Wednesday, 2 April 2014

Escapement in Penrith


 
I was in Penrith to ring bells and found this clock mechanism inside the front door of the church. I blogged about escapement mechanisms earlier in the year and got a good chance to inspect one here. In the top picture, there is a curved piece of metal above the top brass cog. It is attached the pendulum. What happens is that you wind up the clock. The place where you attach the winding handle is apparent in the bottom photograph (it wasn't clear whether you are winding a spring or winding up a weight but you give the mechanism some form of potential energy). This then drives the top brass cog round. The cog locks with the escapement mechanism, the curved piece of metal. This momentarily stops the cog, but then the cog pushes the curved piece out of the way and in so doing pushes on the pendulum.

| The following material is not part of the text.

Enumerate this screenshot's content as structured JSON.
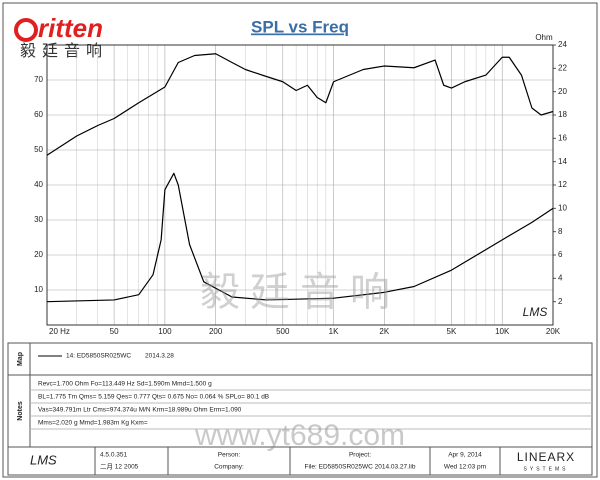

The pendulum then swings back and catches the cog on the other side. The process repeats. A pendulum would naturally stop swinging after a while but the mechanism is a way of taking the potential energy and giving it to the pendulum as extra kinetic energy. So the clock drives the pendulum. I'd always thought that it was the other way round. So what's the point in the pendulum? Well, by catching on the cog wheel all the time and momentarily stopping it, it forces the cog wheel to keep to the speed of the pendulum. So the pendulum regulates the speed at which the cog wheel turns and hence keeps it in time if the hands are attached to the cog. The tick and the tock are when the escapement mechanism hits the cog wheel to stop it.